Updated

While it’s been steadily changing its image over the past few years, for many Colombia is still stuck with the stigma of being an exporter solely of cocaine and beautiful women. And while that is not a bad thing per se – the beautiful women, not the cocaine – some in Colombia want to eschew this image in favor of one that has more to do with brains than bikinis.

In the Colombian department of Antioquia, the wife of Governor Sergio Fajardo has led a successful campaign to cut funding for the popular Miss Antioquia beauty pageant and instead replace it with the Young Talented Women contest – a competition that focuses more on achievement and less on looks.

"It’s a shame to go abroad and hear that my country is the country of beauty queens and drugs," Lucrecia Ramírez, Fajardo’s wife and a specialist in women’s mental health, told Colombian newspaper El Tiempo.

This year’s Young Talented Women contest featured 2,700 women from 118 different municipalities in Antioquia, with judges watching various talents including those competing in athletics, science and music before crowning the most talented woman in front of the Metropolitan theater, ironically where Miss Antioquia is also crowned.

While beauty pageants are extremely popular in Colombia and neighboring Venezuela, Ramírez argues they reinforce the objectification of women and that this other form of contest wants to move away from the perception that women are best judged by their beauty.

The groundwork for the Young Talented Women contest - "Concurso Mujeres Jóvenes Talento" in Spanish – was laid ten years ago when then-mayor of the Antioquian city of Medellín, Fajardo, withdrew the public funding for local support of the Miss Colombia beauty pageant and later as governor cut the funding at the state level.

The Young Talented Women contest will ultimately "deconstruct what has been culturally imposed" on young women in Colombia, said Patricia Builes, who is now in charge of the project.

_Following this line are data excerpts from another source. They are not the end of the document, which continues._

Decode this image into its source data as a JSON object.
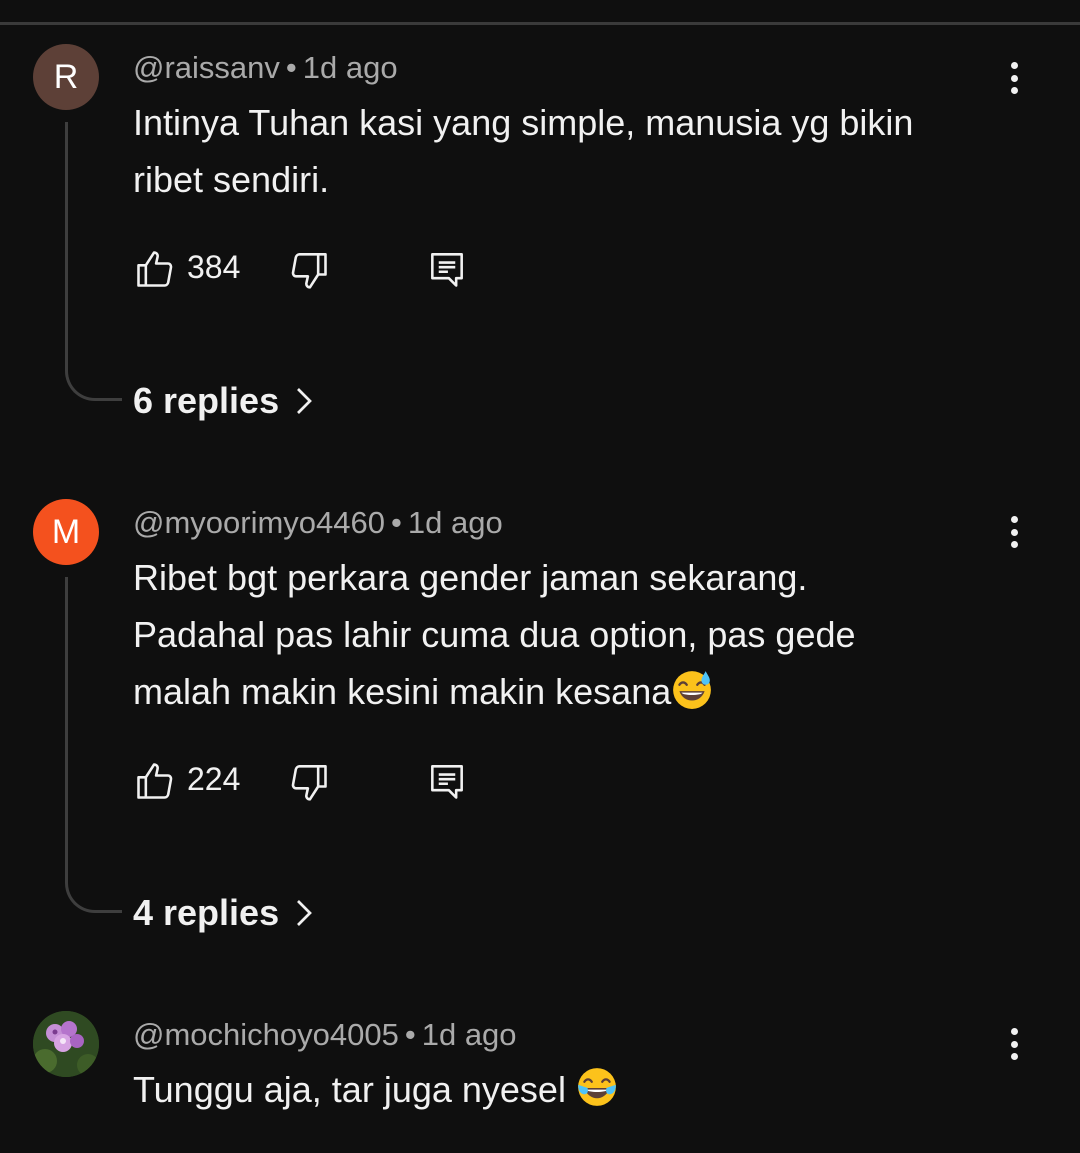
{
  "comments": [
    {
      "avatar_letter": "R",
      "avatar_color": "#5d4037",
      "author": "@raissanv",
      "time": "1d ago",
      "text": "Intinya Tuhan kasi yang simple, manusia yg bikin ribet sendiri.",
      "likes": "384",
      "replies": "6 replies"
    },
    {
      "avatar_letter": "M",
      "avatar_color": "#f4511e",
      "author": "@myoorimyo4460",
      "time": "1d ago",
      "text_lines": [
        "Ribet bgt perkara gender jaman sekarang.",
        "Padahal pas lahir cuma dua option, pas gede",
        "malah makin kesini makin kesana"
      ],
      "emoji": "grinning-sweat",
      "likes": "224",
      "replies": "4 replies"
    },
    {
      "avatar_icon": "orchid-photo",
      "author": "@mochichoyo4005",
      "time": "1d ago",
      "text": "Tunggu aja, tar juga nyesel",
      "emoji": "tears-of-joy"
    }
  ],
  "colors": {
    "background": "#0f0f0f",
    "text_primary": "#f1f1f1",
    "text_secondary": "#aaaaaa",
    "thread_line": "#3e3e3e"
  }
}
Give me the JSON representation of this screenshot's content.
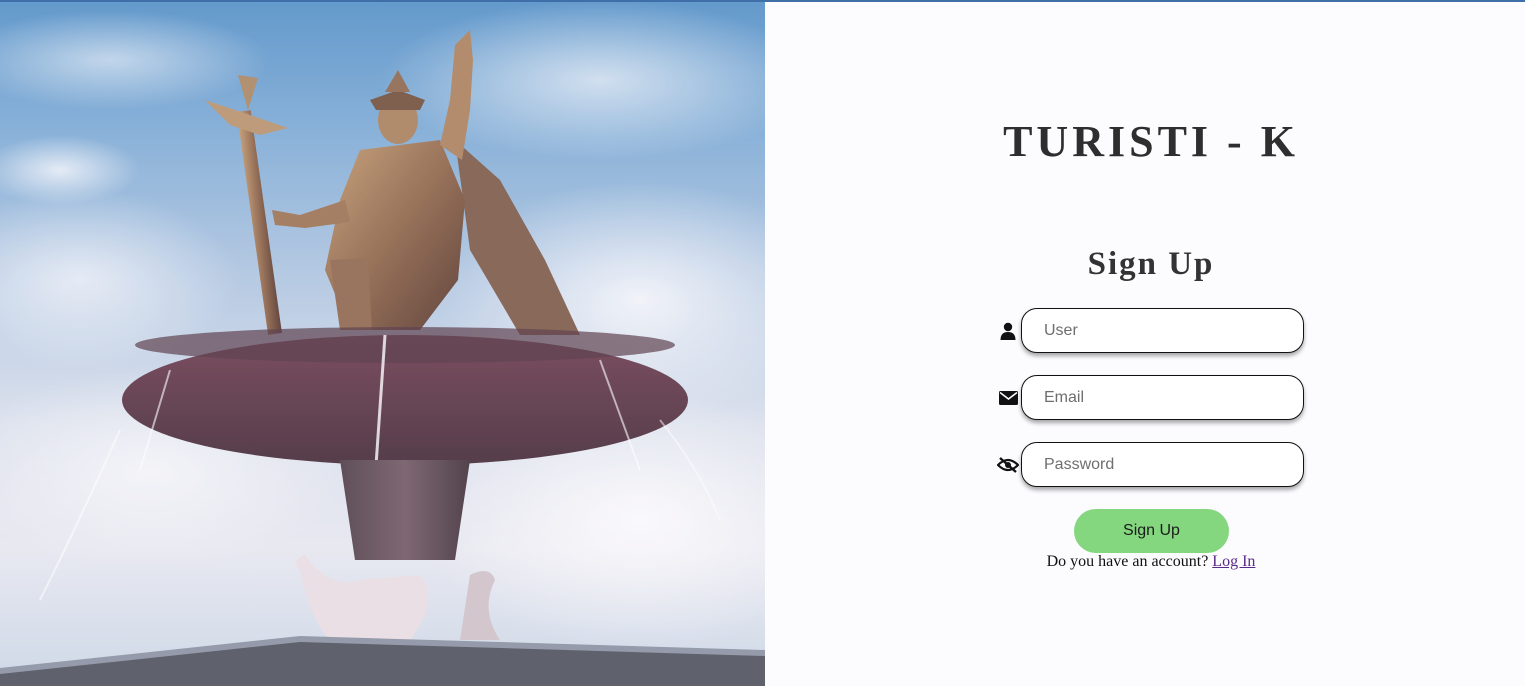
{
  "brand": {
    "title": "TURISTI - K"
  },
  "hero": {
    "image_alt": "statue-fountain-photo"
  },
  "form": {
    "title": "Sign Up",
    "user": {
      "placeholder": "User",
      "value": "",
      "icon": "user-icon"
    },
    "email": {
      "placeholder": "Email",
      "value": "",
      "icon": "envelope-icon"
    },
    "password": {
      "placeholder": "Password",
      "value": "",
      "icon": "eye-slash-icon"
    },
    "submit_label": "Sign Up",
    "login_prompt": "Do you have an account?",
    "login_link": "Log In"
  },
  "colors": {
    "accent_button": "#84d67f",
    "link": "#5b2a86",
    "top_border": "#3f6fa8"
  }
}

This view, however, is not shared by some in Colombia. Hectór Ruiz, famous for his work in preparing beauty contestants, and Medellin fashion reporter Beatriz Arango both say they are unsure why the state has done away with funding its beauty contests in favor of the Young Talented Women contest.

"To claim that a ban on aesthetic and beauty-related activities will lead to a new ethical commitment or promotion of talents is to be unaware that from beauty, fashion, and its manifestations it is possible to promote leadership and discipline," Arango said.